Titanium dioxide (TiO2) has drawn considerable attention as an attractive inorganic raw material for various applications due to its inexpensiveness, nontoxic nature, stability, and excellent photocatalytic activity. Photocatalysis is one of the most promising route for sustainable chemistry of the 21st century. It can contribute to solving environmental, global energy, and chemical problems, as well as to the sustainable production of commodities in the near future.
This book presents the fundamentals of photocatalysis in nanostructured TiO2 and describes the factors affecting the photocatalytic activity, design, and synthesis of various forms of nanostructured TiO2. It highlights the use of ion-doping and inert-atmosphere annealing to extend the light-absorption range of photocatalysts and reduce recombination between electrons and holes. It discusses numerous applications in the fields of energy and environment, such as water purification, gas sensing, storage and delivery, and energy generation. The book is an invaluable resource and useful guide for a broad readership in various fields of catalysis, materials science, environment, and energy.
Table of Contents
Part I: Introduction and Background
1 Introduction and Literature Review
Part II: Methodologies
2 Material Synthesis and Methologies
3 Characterization Techniques
Part III: Materials Characterization
4 In-situ Isothermal High-Temperature Diffraction Studies on Crystallization, Phase Transformation, and Activation Energies in Anodized Titania Nanotubes
5 Effect of Calcination on Band Gaps for Electrospun Titania Nanofibers Heated in Air–Argon Mixtures
6 Characterization and Optimization of Electrospun TiO2/PVP Nanofibers Using Taguchi Design of Experiment Method
7 Effect of Pressure on TiO2 Crystallization Kinetics Using In-situ Sealed Capillary High Temperature Synchrotron Radiation Diffraction
8 Characterization of Chemical Bath–Deposited TiO2 Thin Films
9 Electrolyte and Temperature Influence on Anodic Nanotubes
Part IV: Materials Properties and Applications
10 Phase Transformations and Crystallisation Kinetics of Electronspun TiO2 Nanofibers in Air and Argon Atmospheres
11 Effect of Vanadium Ion Implantation on the Crystallization Kinetics and Phase Transformation of Electrospun TiO2 Nanofibers
12 A Comparative Study of Crystallization Behaviour, Phase Stability, and Binding Energy in Pure and Cr-Doped TiO2 Nanotubes
13 Effect of Indium Ion Implantation on Crystallization Kinetics and Phase Transformation of Anodized Titania Nanotubes
14 Ni Nanowires Grown in Anodic TiO2 Nanotube Arrays As Diluted Magnetic Semiconductor Nanocomposites
15 Applications of Nanostructured TiO2
Part V: Conclusions
16 Summary and Conclusions
It-Meng Low is currently an adjunct professor of applied physics at Curtin University, Australia. He earned his PhD in materials engineering from Monash University, Australia. After completing his postdoctoral fellowship in mechanical engineering from the University of Sydney, Australia, he became a lecturer of chemical and materials engineering at the University of Auckland, New Zealand. He then moved to Curtin University as a lecturer of materials engineering and was promoted to senior lecturer, associate professor, and then full professor. He has authored or coauthored nearly 20 books and more than 190 articles in international peer-reviewed journals.

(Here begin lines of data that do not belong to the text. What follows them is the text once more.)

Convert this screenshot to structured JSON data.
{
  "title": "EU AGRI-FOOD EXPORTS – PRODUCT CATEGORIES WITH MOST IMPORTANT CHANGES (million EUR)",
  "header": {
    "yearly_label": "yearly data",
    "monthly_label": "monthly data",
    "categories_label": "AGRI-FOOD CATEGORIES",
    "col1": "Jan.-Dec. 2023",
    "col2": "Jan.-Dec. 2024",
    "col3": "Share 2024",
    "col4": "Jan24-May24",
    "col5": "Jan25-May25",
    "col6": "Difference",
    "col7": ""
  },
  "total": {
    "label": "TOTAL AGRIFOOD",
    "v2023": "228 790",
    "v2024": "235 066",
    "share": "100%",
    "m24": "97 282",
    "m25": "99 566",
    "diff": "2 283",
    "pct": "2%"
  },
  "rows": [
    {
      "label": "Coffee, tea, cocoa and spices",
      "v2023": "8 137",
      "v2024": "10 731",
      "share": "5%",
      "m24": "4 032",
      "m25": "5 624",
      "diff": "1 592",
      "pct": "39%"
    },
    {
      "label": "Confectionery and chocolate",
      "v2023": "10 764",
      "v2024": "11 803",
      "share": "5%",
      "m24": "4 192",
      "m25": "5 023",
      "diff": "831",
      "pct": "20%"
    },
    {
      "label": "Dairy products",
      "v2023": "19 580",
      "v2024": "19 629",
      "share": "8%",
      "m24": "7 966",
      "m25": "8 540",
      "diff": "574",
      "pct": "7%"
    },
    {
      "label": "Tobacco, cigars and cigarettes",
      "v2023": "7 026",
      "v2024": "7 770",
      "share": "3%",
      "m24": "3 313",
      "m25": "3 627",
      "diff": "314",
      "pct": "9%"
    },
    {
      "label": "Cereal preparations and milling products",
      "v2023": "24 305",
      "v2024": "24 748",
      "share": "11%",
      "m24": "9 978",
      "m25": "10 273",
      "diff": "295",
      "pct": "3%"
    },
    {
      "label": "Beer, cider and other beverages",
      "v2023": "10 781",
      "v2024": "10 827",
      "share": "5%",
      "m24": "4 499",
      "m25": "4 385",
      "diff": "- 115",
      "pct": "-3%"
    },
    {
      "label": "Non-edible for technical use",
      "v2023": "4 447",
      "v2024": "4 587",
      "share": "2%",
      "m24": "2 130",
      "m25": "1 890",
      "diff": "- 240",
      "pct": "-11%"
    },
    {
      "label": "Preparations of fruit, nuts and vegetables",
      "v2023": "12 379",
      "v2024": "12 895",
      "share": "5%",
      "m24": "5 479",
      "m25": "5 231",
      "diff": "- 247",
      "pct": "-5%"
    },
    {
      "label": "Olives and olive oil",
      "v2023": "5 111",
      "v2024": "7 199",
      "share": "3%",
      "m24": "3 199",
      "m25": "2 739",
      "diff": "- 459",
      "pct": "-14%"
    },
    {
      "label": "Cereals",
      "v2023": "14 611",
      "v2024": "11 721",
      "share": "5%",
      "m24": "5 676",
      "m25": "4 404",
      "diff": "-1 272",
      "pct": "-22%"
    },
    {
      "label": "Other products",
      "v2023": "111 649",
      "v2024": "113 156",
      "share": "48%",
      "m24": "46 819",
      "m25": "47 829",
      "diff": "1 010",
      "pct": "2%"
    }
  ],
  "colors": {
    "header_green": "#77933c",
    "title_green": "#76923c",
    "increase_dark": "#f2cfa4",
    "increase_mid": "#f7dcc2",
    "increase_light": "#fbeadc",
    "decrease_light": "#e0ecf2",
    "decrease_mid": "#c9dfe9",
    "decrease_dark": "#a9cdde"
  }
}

Hani Manssor Albetran is an assistant professor at the Department of Basic Sciences, College of Education, Imam Abdulrahman Bin Faisal University (formerly known as University of Dammam), Saudi Arabia. He received his BSc from King Saud University, Riyadh, Saudi Arabia. He earned his MSc and PhD from Curtin University, Australia. He has also been a teacher with the Ministry of Education, a teaching assistant at King Faisal University, and a lecturer at the University of Dammam. He has authored or coauthored 27 research papers in international peer-reviewed journals.
Victor Manuel de la Prida Pidal is a full professor of applied physics at the University of Oviedo, Asturias, Spain. He had earned his PhD from the same university. He has authored or coauthored 1 book, around 10 book chapters, and more than 160 research papers in journals of international repute. He has presented over 250 scientific communications in national and international conferences and has been the leading scientist in around 19 of the 25 international, national, and regional research.
Fong Kwong Yam is an associate professor and chairperson of Engineering Physics program (from Jan 2017 till now) at the School of Physics, Universiti Sains Malaysia (USM), Penang, Malaysia. He received his BSc (Hons) in physics (1992) and MSc in materials science and engineering (1999) from USM and the National University of Singapore (NUS), respectively. He obtained his PhD from USM in 2007, and has been working there since then. He has authored or co-authored 1 book, 2 book chapters, and more than 250 articles in international peer-reviewed journals.